Итак, Сатанодицея Ивана, на которую Алеша отвечает скорее молчанием, ибо Бог, равно как Добро, не нуждаются в оправдании, подразумевает страдание, Сатана и есть страдание, боль и болезнь Ивана. Но болезнь Ивана не в силе веры, которая ведет по жизни Кириллова, а в силе идеи, в силе разума, которой, в свою очередь, бравирует черт, Иванов двойник. Не случайно, что именно в уста черта Достоевский вкладывает афоризм Декарта: «Je pense donc je suis». Собственно говоря, философия черта – это философия победившей Французской революции: показательно, что одна из глав третьей части работы Евдокимова, посвященная Злу как фактору исторического прогресса, называется, как уже упоминалось, «Свобода-Равенство-Братство или …Смерть».

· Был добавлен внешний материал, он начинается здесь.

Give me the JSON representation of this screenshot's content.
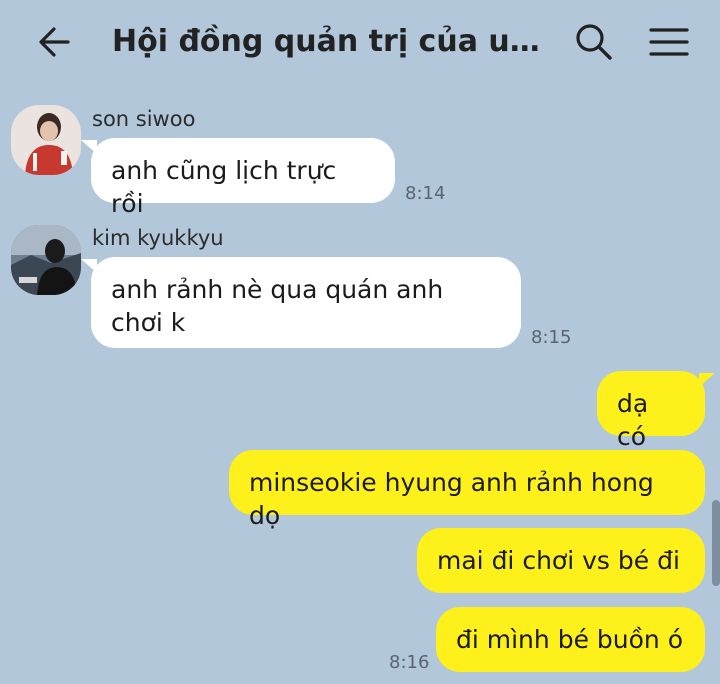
{
  "header": {
    "title": "Hội đồng quản trị của u ch...",
    "back_icon": "arrow-left-icon",
    "search_icon": "search-icon",
    "menu_icon": "hamburger-menu-icon"
  },
  "colors": {
    "background": "#b2c7da",
    "incoming_bubble": "#ffffff",
    "outgoing_bubble": "#fef01b"
  },
  "messages": [
    {
      "sender": "son siwoo",
      "text": "anh cũng lịch trực rồi",
      "time": "8:14",
      "direction": "incoming"
    },
    {
      "sender": "kim kyukkyu",
      "text": "anh rảnh nè qua quán anh chơi k",
      "time": "8:15",
      "direction": "incoming"
    },
    {
      "text": "dạ có",
      "direction": "outgoing"
    },
    {
      "text": "minseokie hyung anh rảnh hong dọ",
      "direction": "outgoing"
    },
    {
      "text": "mai đi chơi vs bé đi",
      "direction": "outgoing"
    },
    {
      "text": "đi mình bé buồn ó",
      "time": "8:16",
      "direction": "outgoing"
    }
  ]
}
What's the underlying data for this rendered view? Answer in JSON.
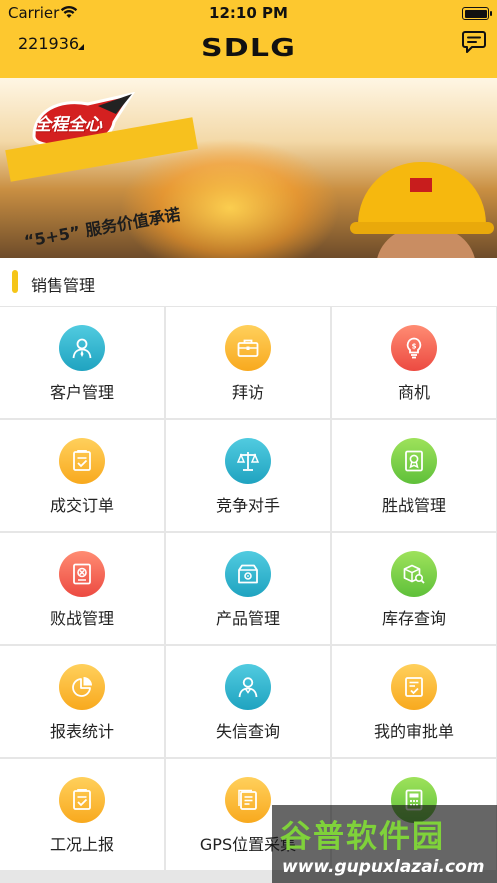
{
  "status_bar": {
    "carrier": "Carrier",
    "time": "12:10 PM"
  },
  "header": {
    "account": "221936",
    "logo": "SDLG",
    "message_icon": "chat-bubble-icon"
  },
  "banner": {
    "badge": "全程全心",
    "slogan": "“5+5” 服务价值承诺",
    "page_count": 2,
    "active_page": 1
  },
  "section": {
    "title": "销售管理"
  },
  "modules": [
    {
      "label": "客户管理",
      "icon": "customer-icon",
      "color": "#2fb4cf"
    },
    {
      "label": "拜访",
      "icon": "briefcase-icon",
      "color": "#f9b52c"
    },
    {
      "label": "商机",
      "icon": "lightbulb-icon",
      "color": "#f05a4a"
    },
    {
      "label": "成交订单",
      "icon": "order-icon",
      "color": "#f9b52c"
    },
    {
      "label": "竞争对手",
      "icon": "scale-icon",
      "color": "#2fb4cf"
    },
    {
      "label": "胜战管理",
      "icon": "award-icon",
      "color": "#6cc83f"
    },
    {
      "label": "败战管理",
      "icon": "lose-icon",
      "color": "#f05a4a"
    },
    {
      "label": "产品管理",
      "icon": "product-box-icon",
      "color": "#2fb4cf"
    },
    {
      "label": "库存查询",
      "icon": "inventory-icon",
      "color": "#6cc83f"
    },
    {
      "label": "报表统计",
      "icon": "pie-chart-icon",
      "color": "#f9b52c"
    },
    {
      "label": "失信查询",
      "icon": "person-icon",
      "color": "#2fb4cf"
    },
    {
      "label": "我的审批单",
      "icon": "approval-icon",
      "color": "#f9b52c"
    },
    {
      "label": "工况上报",
      "icon": "report-icon",
      "color": "#f9b52c"
    },
    {
      "label": "GPS位置采集",
      "icon": "gps-document-icon",
      "color": "#f9b52c"
    },
    {
      "label": "",
      "icon": "calculator-icon",
      "color": "#6cc83f"
    }
  ],
  "watermark": {
    "title": "谷普软件园",
    "url": "www.gupuxlazai.com"
  }
}
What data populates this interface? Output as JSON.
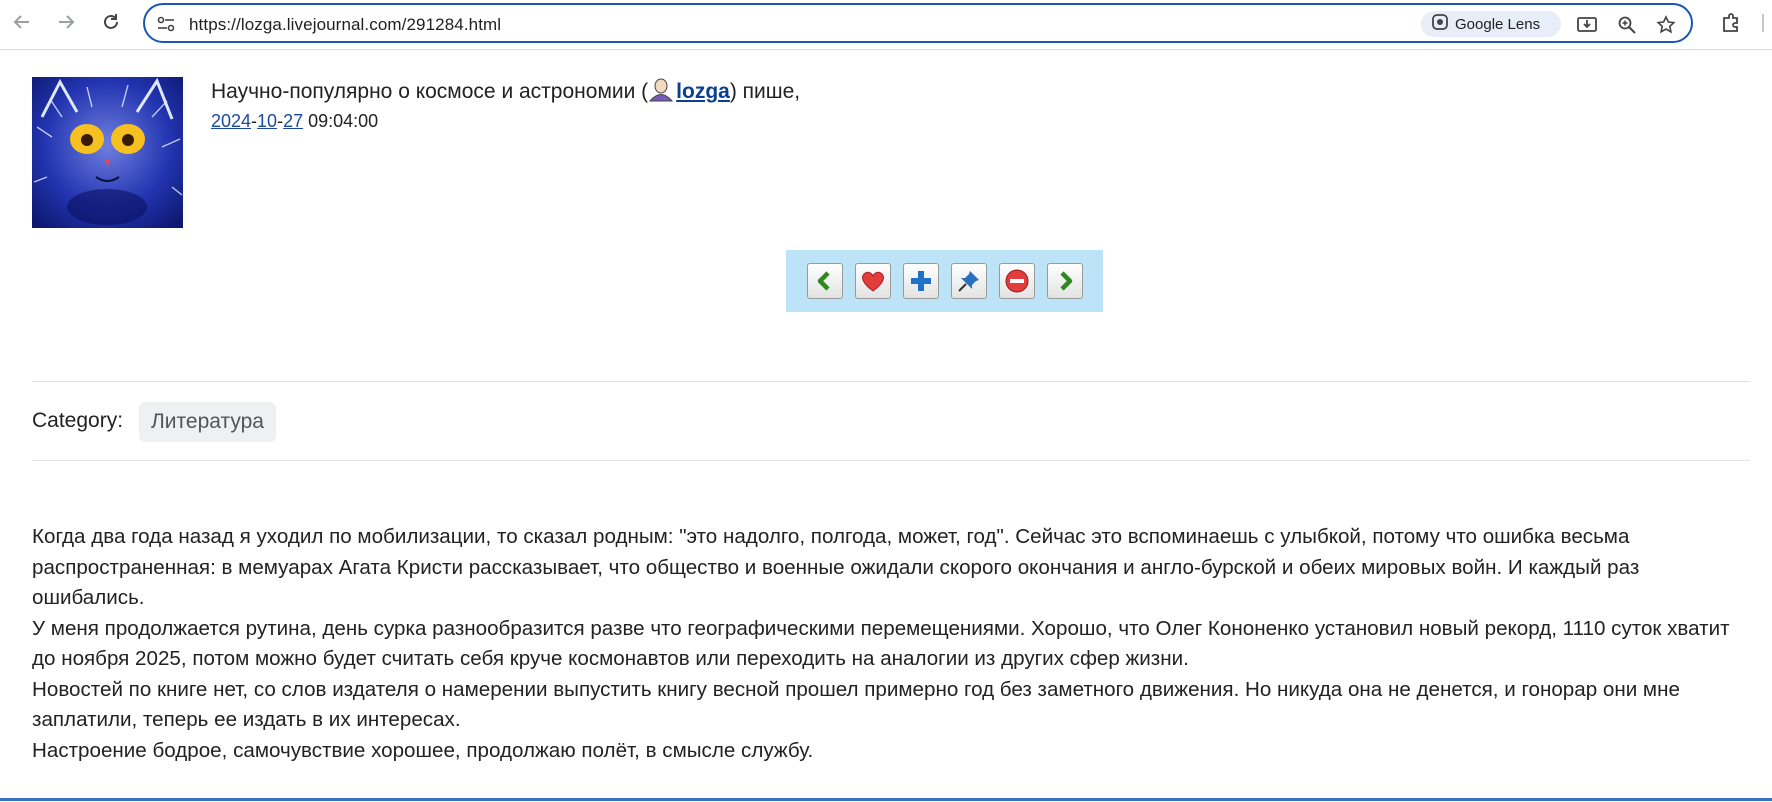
{
  "browser": {
    "url": "https://lozga.livejournal.com/291284.html",
    "lens_label": "Google Lens",
    "icons": [
      "back-arrow-icon",
      "forward-arrow-icon",
      "reload-icon",
      "site-info-icon",
      "google-lens-icon",
      "install-app-icon",
      "zoom-icon",
      "bookmark-star-icon",
      "extensions-icon"
    ]
  },
  "post": {
    "journal_title": "Научно-популярно о космосе и астрономии (",
    "username": "lozga",
    "after_user": ") пише,",
    "date": {
      "year": "2024",
      "month": "10",
      "day": "27",
      "time": "09:04:00"
    },
    "actions": [
      "previous-entry",
      "add-to-memories",
      "add-friend",
      "tell-a-friend",
      "flag",
      "next-entry"
    ],
    "category_label": "Category:",
    "category_tag": "Литература",
    "paragraphs": [
      "Когда два года назад я уходил по мобилизации, то сказал родным: \"это надолго, полгода, может, год\". Сейчас это вспоминаешь с улыбкой, потому что ошибка весьма распространенная: в мемуарах Агата Кристи рассказывает, что общество и военные ожидали скорого окончания и англо-бурской и обеих мировых войн. И каждый раз ошибались.",
      "У меня продолжается рутина, день сурка разнообразится разве что географическими перемещениями. Хорошо, что Олег Кононенко установил новый рекорд, 1110 суток хватит до ноября 2025, потом можно будет считать себя круче космонавтов или переходить на аналогии из других сфер жизни.",
      "Новостей по книге нет, со слов издателя о намерении выпустить книгу весной прошел примерно год без заметного движения. Но никуда она не денется, и гонорар они мне заплатили, теперь ее издать в их интересах.",
      "Настроение бодрое, самочувствие хорошее, продолжаю полёт, в смысле службу."
    ]
  },
  "colors": {
    "link": "#1a4a9e",
    "actionbar": "#bde3f8",
    "omnibox_border": "#1a56b8"
  }
}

Таким образом, зло не есть свидетельство несовершенства мира, созданного Богом, это – испытание, ниспосланное человеку, чтобы отвратить его от безмятежной жизни, проникнутой убеждением, что все, что ни делается, к лучшему.
Необходимо углубить идею зла как судьбы человека. Вселенная зиждется не на слезах бедных людей, но на иррациональной тайне страдания невинного добра. Этого Иван понять не может. Слезы суть символ, знак трагического характера страдающего добра. Зло вершится дурным бытием, дите страдает, но слезы не суть лишь знак дурной свободы злых людей; это – знак свободы, которой обладает добро, свободы страдать, принимая зло. В дите страдают добро человеческое и добро божественное; но это не то страдание, посредством которого покупается гармония; это – страдание, внутри которого переплавляется извращенная свобода человека.
Зло пронизывает бытие силой отрицания; слезы суть знак встречи добра и зла, особой формы борьбы и в конечном счете суверенного могущества добра, которое обрушивает свою силу на бытие, но дает ему себя ограничивать во имя любви и свободы14.
В завершение этого небольшого этюда о работе «Достоевский и проблема зла» подчеркнем, что именно глубокое знание текстов русского писателя и литературы о нем как на русском, так и на основных европейских языках, невероятная книжная культура автора, с одной стороны, свободно ориентирующегося в наследии русских богословов, литературоведов и философов, с другой – освоившего множество трудов по новейшей и классической европейской философии, активно задействованных в размышлениях о природе зла, позволяют нам считать его труд истинным знамением новой линии в рецепции творчества русского писателя во Франции: речь идет уже не о писательских толкованиях тех или иных идей, мотивов или персонажей, а о собственно научном исследовании, задающем предельно высокую интеллектуальную планку, превзойти которую удалось единичным работам французской науки о Достоевском за прошедшие с момента появления этой книги 80 лет.